One way to achieve greater fuel efficiency is by making lighter cars, says Emmanuel De Moor, a research assistant professor with the Advanced Steel Processing and Products Research Center in the Department of Metallurgical and Materials Engineering. However, lighter can’t mean flimsy; manufacturers need solutions that don’t compromise occupant safety.

De Moor says this can be achieved by influencing the microstructure of sheet steel in a way that improves both formability and strength. That’s the goal behind a $1.2 million U.S. Department of Energy grant recently awarded to De Moor’s team, which aims to develop processes for making a next-generation steel that, in addition to helping make more fuel-efficient cars, would require less energy to process because it can be stamped into auto body parts at room temperature. Hot stamping currently requires heating steel to 1,650 degrees Fahrenheit.

De Moor’s team for this project includes several Mines faculty, students and alumni, including Professor Emeritus David Matlock, Professor John Speer, and Los Alamos National Laboratory scientists Amy Clarke MS ’02, PhD ’06 and Kester Clarke MS ’02, PhD ’08. DOE support is supplemented with private funding from AK Steel, General Motors, Nucor Steel, Severstal, Toyota and United States Steel.

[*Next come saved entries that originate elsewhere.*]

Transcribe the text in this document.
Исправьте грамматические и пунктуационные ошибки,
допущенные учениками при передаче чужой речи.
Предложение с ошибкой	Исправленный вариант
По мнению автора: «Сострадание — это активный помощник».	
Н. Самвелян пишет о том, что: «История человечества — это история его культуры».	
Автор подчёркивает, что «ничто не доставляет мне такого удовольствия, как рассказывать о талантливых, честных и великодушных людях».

Ultra-hard NanoSHIELD coating, which won an R&D 100 Award in 2012, was developed by Mines’ Earth Mechanics Institute and two national laboratories. Photo: Oak Ridge National Laboratory

Laser-deposited Ceramic Coating

When scientists at Oak Ridge and Lawrence Livermore national laboratories needed a partner to help develop an unusually hard coating for tunnel boring equipment, it was natural they should turn to the Earth Mechanics Institute (EMI) at Colorado School of Mines. Since just about every major tunnel-boring project in the world relies on the institute for customized equipment specifications for their location, its expertise in testing rock boring equipment is unparalleled.

The unusual aspect of this collaboration is the material developed: an extremely resilient coating, similar to a ceramic, that is deposited on cutting edges using powerful lasers. Able to extend the life of cutting equipment by as much as 20 percent, NanoSHIELD (Nano Super Hard Inexpensive Laser Deposited) coating performed so well in tests that it was selected for a prestigious R&D 100 Award in 2012, and R&D Magazine included it in a feature titled, ‘9 Materials That Will Change the Future of Manufacturing.’

Brian Asbury, who has worked on the program since it began in 2004, has headed up Mines’ involvement since 2010, when he took over from the former director, Levent Ozdemir ’73, MS ’75, PhD ’78. Funding was provided by the Defense Advanced Research Projects Agency and the DOE’s Loan Programs Office, Office of Civilian Radioactive Waste Management, and Office of Energy Efficiency and Renewable Energy.